Mar 30 19:10:03 j1-rsyncd rsyncd[4305]: bind() failed: Cannot assign requested address (address-family 2)
Mar 30 19:10:03 j1-rsyncd systemd[1]: Started fast remote file copy program daemon.
Mar 30 19:10:03 j1-rsyncd rsyncd[4305]: unable to bind any inbound sockets on port 873
Mar 30 19:10:03 j1-rsyncd systemd[1]: rsync.service: Main process exited, code=exited, status=10/n/a
Mar 30 19:10:03 j1-rsyncd rsyncd[4305]: rsync error: error in socket IO (code 10) at socket.c(545) [Receiver=3.2.3]
Mar 30 19:10:03 j1-rsyncd systemd[1]: rsync.service: Failed with result 'exit-code'.
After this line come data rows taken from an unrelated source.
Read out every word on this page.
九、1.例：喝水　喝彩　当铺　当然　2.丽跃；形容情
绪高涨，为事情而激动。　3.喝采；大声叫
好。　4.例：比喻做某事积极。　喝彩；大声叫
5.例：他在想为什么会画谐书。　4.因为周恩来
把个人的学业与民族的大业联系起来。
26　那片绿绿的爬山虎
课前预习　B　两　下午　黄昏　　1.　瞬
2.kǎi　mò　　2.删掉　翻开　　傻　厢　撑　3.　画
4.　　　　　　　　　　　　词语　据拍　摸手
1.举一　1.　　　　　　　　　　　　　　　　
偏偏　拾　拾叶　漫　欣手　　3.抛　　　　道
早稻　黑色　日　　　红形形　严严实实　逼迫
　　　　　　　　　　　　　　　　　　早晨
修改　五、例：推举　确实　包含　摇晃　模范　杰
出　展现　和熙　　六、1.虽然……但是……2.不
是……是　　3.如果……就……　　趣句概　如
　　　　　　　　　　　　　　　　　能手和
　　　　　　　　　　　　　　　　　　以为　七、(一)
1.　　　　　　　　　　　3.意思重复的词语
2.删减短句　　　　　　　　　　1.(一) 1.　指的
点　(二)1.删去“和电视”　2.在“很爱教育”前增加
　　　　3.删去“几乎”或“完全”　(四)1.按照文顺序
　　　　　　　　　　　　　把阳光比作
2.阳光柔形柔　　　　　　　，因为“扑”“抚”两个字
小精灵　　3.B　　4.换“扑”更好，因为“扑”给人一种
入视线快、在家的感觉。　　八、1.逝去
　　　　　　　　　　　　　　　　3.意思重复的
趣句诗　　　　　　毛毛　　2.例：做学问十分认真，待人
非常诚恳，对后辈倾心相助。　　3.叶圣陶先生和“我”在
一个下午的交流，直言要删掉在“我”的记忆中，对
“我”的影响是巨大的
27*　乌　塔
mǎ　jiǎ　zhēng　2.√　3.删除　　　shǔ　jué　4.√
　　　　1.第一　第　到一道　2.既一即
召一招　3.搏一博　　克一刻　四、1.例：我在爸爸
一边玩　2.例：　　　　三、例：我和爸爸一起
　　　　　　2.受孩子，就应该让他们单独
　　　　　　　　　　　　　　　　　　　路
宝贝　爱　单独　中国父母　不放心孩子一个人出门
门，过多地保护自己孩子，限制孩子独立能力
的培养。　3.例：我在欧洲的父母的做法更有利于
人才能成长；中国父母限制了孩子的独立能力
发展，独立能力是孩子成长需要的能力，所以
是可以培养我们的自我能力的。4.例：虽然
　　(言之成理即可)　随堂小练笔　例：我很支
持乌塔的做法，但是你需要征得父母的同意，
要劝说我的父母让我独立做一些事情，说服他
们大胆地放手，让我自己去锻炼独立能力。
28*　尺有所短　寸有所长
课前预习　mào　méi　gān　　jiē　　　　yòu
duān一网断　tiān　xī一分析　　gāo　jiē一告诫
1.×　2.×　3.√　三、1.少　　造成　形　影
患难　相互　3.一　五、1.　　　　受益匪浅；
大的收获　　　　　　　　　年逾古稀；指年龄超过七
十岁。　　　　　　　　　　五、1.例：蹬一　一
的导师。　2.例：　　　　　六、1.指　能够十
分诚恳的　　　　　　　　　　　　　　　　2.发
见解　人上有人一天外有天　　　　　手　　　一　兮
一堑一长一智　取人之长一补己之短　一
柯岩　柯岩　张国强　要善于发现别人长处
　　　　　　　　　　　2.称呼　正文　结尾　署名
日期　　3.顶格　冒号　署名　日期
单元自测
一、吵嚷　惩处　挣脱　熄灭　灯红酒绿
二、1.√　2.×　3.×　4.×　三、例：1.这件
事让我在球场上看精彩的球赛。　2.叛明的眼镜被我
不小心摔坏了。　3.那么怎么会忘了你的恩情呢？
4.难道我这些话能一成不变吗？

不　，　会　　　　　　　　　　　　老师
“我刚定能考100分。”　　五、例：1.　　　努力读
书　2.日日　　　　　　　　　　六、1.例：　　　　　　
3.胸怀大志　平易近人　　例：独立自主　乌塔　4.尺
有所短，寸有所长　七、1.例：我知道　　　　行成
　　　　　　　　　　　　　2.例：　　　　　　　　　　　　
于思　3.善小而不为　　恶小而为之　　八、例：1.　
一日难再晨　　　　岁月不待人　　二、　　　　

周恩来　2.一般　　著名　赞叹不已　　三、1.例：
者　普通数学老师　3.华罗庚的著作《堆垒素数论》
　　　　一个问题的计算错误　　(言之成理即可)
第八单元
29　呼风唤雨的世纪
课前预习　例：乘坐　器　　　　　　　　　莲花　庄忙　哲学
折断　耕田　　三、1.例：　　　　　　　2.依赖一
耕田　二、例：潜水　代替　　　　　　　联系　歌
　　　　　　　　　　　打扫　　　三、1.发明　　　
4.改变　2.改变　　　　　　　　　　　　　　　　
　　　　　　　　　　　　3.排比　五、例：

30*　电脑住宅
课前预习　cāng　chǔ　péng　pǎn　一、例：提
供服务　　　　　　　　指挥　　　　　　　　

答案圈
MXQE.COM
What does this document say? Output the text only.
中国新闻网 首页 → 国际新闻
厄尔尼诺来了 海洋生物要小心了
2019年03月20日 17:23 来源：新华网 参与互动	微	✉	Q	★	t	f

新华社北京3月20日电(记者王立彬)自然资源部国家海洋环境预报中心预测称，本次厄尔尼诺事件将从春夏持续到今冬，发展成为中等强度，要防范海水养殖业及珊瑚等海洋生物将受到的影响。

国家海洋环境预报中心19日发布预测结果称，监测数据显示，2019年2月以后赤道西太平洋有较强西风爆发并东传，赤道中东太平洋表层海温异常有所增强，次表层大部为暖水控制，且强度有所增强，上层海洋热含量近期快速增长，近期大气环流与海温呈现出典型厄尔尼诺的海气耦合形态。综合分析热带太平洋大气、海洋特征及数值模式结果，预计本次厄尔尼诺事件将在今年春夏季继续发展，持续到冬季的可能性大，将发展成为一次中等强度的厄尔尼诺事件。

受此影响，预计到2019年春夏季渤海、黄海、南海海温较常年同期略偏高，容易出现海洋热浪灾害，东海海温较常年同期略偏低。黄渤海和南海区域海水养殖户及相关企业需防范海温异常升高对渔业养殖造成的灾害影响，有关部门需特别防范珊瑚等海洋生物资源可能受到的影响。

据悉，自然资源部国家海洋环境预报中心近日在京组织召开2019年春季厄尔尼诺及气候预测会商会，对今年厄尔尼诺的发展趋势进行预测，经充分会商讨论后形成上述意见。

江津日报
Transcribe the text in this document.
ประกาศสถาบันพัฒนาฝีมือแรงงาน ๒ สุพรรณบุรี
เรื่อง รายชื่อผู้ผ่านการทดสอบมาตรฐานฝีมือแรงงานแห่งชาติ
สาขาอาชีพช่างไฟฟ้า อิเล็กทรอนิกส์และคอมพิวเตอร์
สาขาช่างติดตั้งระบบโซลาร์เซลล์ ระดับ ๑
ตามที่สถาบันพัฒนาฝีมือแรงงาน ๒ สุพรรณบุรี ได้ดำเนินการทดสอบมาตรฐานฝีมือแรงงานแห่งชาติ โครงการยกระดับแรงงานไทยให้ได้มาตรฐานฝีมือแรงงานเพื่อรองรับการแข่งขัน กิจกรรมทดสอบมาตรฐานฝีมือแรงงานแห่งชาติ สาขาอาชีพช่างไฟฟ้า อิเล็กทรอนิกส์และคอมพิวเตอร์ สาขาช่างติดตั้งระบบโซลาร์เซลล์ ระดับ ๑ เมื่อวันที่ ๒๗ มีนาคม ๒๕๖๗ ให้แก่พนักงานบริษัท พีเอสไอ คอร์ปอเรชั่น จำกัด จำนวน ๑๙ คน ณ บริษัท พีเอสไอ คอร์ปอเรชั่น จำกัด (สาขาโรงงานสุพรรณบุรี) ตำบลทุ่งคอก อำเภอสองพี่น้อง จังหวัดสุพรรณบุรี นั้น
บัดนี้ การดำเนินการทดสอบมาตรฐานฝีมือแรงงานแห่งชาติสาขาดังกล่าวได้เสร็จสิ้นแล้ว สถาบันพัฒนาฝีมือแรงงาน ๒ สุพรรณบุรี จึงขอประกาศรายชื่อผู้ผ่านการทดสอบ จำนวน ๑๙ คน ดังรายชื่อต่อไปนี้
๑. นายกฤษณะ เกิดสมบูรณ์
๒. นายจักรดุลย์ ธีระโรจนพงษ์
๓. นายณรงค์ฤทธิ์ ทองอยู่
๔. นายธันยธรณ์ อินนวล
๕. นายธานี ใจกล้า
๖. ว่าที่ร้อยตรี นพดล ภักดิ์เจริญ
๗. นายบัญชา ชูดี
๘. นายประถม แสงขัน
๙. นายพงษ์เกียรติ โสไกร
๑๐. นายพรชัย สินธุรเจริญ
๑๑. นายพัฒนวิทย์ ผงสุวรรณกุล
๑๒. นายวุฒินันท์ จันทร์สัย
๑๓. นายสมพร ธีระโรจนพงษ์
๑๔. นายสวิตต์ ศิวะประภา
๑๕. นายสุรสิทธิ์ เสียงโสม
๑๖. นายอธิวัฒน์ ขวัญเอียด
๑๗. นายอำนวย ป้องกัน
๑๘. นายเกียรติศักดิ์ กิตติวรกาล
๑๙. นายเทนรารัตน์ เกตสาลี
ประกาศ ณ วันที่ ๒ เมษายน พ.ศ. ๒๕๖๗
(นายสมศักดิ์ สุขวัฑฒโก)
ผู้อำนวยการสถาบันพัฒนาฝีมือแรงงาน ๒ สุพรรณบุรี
This seems to be the norm for this type of systemd service (type=simple, type=exec), and looks like the most reliable way to have systemctl start detect immediately if the service failed or not would be to implement systemd's notify[1] mechanism in rsync.

Type=forking might be an alternative, but this timeout would have to be tuned:

root@j1-rsyncd:~# time systemctl start rsync
Job for rsync.service failed because a timeout was exceeded.
See "systemctl status rsync.service" and "journalctl -xeu rsync.service" for details.

real    1m30.246s


With TimeoutStartSec=5 in the unit file:

root@j1-rsyncd:~# time systemctl start rsync
Job for rsync.service failed because a timeout was exceeded.
See "systemctl status rsync.service" and "journalctl -xeu rsync.service" for details.

real    0m5.287s




1. https://www.freedesktop.org/software/systemd/man/sd_notify.html
Comment 4 Simon Deziel 2022-03-30 20:26:46 UTC
Since rsyncd exits with error code 10 ("Error in socket I/O") there are two possible ways to improve the systemd unit:

[Service]
...
RestartForceExitStatus=10

Or:

[Service]
...
Restart=on-failure


Both should help with late showing IPv6 address due to DAD taking time.
Comment 5 Simon Deziel 2022-04-11 16:35:37 UTC
The `Restart=on-failure` option was added in https://github.com/WayneD/rsync/commit/d41bb98c09bf0b999c4eee4e2125c7e5d0747ec4

This should paper over the problem of late showing IPv6 addresses due to DAD taking time.